While heavy rain poured outside on Thursday, 11 October, students and members of the Lafayette Club committee gathered in the society room of St Andrews’ Hotel du Vin Thursday evening to hear Noel Lateef speak on the importance of conflict prevention in the 21st century. Mr Lateef, longstanding president of the Foreign Policy Association based in New York, came to St Andrews as part of the Lafayette Club’s speaker series that seeks to bring world leaders and industry experts together with university students.
Noel Lateef speaking on the importance of conflict prevention. Source: The Lafayette Club
The Foreign Policy Association is a New York based private, nonprofit, non-partisan educational organization which is devoted to the education of American citizens in international affairs. At its founding in 1918, the association was known as the ‘League of Free Nations Association’ and was established to support US President Woodrow Wilson’s vision of world peace as described in his famous Fourteen Points speech. Additionally, its American founders hoped to increase support for United States’ membership in the international organization described at the time in the Versailles Treaty and Paris Peace Conference of 1919.
Today, the organization has built upon its roots as an arena for supporting policy to becoming an educational body more generally. Not only does the organization seek to develop a deep awareness and understanding of how global issues affect the United States, but also to teach citizens media literacy in order to craft informed decisions on foreign policy. Beyond education, the Foreign Policy Association is often the principal venue for foreign policy addresses by presidents and foreign ministers from around the world.
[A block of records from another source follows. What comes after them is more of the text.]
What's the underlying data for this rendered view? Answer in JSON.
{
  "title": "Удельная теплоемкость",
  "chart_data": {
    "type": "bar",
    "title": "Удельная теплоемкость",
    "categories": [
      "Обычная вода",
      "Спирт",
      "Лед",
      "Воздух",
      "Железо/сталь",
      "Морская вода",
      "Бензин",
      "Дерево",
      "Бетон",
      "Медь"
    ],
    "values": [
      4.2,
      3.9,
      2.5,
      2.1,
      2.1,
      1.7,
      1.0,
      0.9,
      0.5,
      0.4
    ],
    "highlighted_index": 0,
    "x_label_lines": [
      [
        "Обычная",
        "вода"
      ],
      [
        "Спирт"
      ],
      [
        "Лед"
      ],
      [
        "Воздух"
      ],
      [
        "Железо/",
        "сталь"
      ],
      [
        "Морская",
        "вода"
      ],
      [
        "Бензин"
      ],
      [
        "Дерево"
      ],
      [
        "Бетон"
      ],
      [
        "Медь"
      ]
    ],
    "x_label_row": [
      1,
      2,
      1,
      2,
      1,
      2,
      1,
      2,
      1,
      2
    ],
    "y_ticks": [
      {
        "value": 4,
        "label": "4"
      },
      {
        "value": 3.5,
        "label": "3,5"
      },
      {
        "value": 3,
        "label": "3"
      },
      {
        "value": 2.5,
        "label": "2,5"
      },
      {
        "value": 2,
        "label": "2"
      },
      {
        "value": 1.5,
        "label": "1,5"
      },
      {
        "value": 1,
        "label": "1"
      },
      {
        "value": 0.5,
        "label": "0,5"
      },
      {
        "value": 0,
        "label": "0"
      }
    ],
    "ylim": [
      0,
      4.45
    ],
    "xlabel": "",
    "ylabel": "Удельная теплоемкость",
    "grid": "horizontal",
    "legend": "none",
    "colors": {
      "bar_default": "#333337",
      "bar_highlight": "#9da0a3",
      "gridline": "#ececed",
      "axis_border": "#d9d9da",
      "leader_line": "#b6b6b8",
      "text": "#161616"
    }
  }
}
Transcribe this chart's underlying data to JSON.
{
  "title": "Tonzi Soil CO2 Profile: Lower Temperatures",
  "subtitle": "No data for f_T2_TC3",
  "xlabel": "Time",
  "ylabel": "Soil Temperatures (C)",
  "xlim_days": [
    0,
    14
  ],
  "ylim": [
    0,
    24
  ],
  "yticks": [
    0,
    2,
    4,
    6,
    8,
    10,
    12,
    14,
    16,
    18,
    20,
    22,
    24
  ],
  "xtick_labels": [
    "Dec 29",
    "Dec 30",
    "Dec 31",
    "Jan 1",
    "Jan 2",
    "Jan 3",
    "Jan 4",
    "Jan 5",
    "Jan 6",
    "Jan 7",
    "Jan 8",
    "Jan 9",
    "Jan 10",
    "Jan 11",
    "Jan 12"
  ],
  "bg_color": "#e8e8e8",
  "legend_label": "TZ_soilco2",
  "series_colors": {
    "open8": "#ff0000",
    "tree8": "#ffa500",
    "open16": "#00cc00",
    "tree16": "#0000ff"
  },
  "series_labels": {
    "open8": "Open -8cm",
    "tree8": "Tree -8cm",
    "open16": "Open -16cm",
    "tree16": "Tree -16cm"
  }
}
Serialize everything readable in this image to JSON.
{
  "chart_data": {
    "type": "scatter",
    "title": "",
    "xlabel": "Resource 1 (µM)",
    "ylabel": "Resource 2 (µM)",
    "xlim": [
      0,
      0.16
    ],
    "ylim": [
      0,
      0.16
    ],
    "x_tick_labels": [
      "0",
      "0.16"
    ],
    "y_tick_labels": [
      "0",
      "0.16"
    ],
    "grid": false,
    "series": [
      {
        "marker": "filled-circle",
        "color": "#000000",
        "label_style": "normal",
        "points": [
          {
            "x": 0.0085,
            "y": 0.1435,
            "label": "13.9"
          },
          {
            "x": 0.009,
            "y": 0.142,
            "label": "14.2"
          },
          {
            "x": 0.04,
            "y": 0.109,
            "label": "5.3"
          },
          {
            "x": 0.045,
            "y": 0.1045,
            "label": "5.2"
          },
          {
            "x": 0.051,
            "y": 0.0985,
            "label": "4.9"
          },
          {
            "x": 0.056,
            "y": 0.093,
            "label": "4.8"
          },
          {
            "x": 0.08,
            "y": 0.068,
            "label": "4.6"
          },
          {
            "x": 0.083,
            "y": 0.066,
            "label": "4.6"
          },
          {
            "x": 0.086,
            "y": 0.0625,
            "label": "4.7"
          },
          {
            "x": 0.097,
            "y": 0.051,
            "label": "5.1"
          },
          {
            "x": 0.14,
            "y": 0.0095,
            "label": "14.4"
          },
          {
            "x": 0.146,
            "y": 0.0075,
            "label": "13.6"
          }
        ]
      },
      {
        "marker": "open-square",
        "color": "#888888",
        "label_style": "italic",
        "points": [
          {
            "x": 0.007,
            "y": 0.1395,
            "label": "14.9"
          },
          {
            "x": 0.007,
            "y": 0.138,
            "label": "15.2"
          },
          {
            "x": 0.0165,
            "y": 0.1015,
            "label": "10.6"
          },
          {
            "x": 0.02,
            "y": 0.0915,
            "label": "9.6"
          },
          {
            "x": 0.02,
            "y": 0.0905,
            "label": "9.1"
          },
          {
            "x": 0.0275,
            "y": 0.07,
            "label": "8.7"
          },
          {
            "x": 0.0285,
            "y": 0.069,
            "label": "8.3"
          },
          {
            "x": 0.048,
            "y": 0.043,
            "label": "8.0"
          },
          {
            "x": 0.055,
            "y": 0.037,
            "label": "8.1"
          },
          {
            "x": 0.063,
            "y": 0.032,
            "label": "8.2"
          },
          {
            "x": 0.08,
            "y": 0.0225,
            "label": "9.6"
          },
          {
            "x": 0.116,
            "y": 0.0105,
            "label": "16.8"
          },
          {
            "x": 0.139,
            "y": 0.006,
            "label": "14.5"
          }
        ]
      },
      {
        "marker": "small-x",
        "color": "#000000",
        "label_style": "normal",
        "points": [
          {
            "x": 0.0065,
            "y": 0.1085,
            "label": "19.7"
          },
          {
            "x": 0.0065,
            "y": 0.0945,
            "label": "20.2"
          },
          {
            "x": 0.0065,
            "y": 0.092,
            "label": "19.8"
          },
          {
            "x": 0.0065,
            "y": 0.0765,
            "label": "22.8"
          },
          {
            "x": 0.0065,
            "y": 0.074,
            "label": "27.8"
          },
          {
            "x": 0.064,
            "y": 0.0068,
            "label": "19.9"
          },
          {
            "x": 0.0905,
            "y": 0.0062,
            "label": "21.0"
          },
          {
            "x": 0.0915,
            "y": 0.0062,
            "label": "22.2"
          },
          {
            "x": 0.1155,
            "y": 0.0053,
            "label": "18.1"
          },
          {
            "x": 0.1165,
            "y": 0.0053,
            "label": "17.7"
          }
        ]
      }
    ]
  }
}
With 24 years of experience as president of the Foreign Policy Association and as author to a number of publications, Noel Lateef was able to share both personal and professional insights into how to navigate the increasingly multi-polar international political system from a lens of conflict and conflict prevention. While Mr Lateef’s speech largely focused on the role of the United Nations as a body that promotes conflict prevention, he also offered personal anecdotes on his journey to becoming president of the Foreign Policy Association.
As the son of an American foreign service officer, international politics have always been heavily imbued in Mr Lateef’s life. For his bachelor’s degree, Mr Lateef attended the Woodrow Wilson School of Public and International Affairs at Princeton University where he graduated magna cum laude. During this time, he pursued an internship at the US State Department, which he said changed his mind about pursuing a career in foreign service. Instead, he then went on to study public policy at Yale Law School before working for a judge on the U.S. Court of Appeals for the 9th Circuit and later as chairman of the Bowery Savings Bank.
Mr Lateef’s 45-minute speech opened with an anecdote about the Japanese Prime Minister that both highlighted the Foreign Policy Association as an esteemed arena for foreign politicians and showcased the organization’s direct effects on policy matters. In this specific example, the prime minister was misquoted in his speech, sponsored by the Foreign Policy Association, by the media which then led to front page headlines and a hefty drop in stocks that very day.
While a large part of Mr Lateef’s introductory remarks consisted of his past experiences and narratives about various visitors and speakers to the Foreign Policy Association, his speech quickly narrowed in on his ideas surrounding conflict and conflict prevention in the 21st century. He stressed that conflict prevention is crucial for determining whether human civilization will still exist in the next hundred years. While conflict has been a pressing issue for civilization for thousands of years, in this age of globalization and rapid modernization, conflict has become all the more detrimental, not to mention the growing implications of global warming on why and how modern conflicts will be fought.
Staying true to the origins of the Foreign Policy Association, Mr Lateef discussed at length the history of the United Nations in peace building and its important role as a preventer of conflict. Mr Lateef strongly believes that conflict prevention rests heavily in the prioritization of education, which he pointed out is an ideal upheld in the preamble to the United Nation’s Education, Scientific, and Cultural Organization’s (UNESCO)constitution: ‘since war begins in the minds of men, it is in the minds of men that the defences of peace must be constructed’.
Although conflict still persists, Mr Lateef did highlight the ways in which society has improved its abilities to prevent conflict ranging from the early detection of danger, accurate and fast information collection, cooperation between across countries and agencies, fast action, and early mediation. Mr Lateef’s speech ended on a somewhat positive train of thought, which stressed both the progress made and the importance of imagination. The talk concluded with Mr Lateef arguing that the end of the Cold War should be the most esteemed example of the art of the possible.
Overall, Mr Lateef’s speech was extremely informative and equally eye-opening. It should be said, however, that the potency of Mr Lateef’s message may have been lost at times in the overuse of anecdotes and in-text quotes that occasionally seemed to not have a clear connection. Nonetheless, Mr Lateef is an extremely intelligent and insightful speaker who joins the esteemed ranks of the Lafayette Club’s speakers.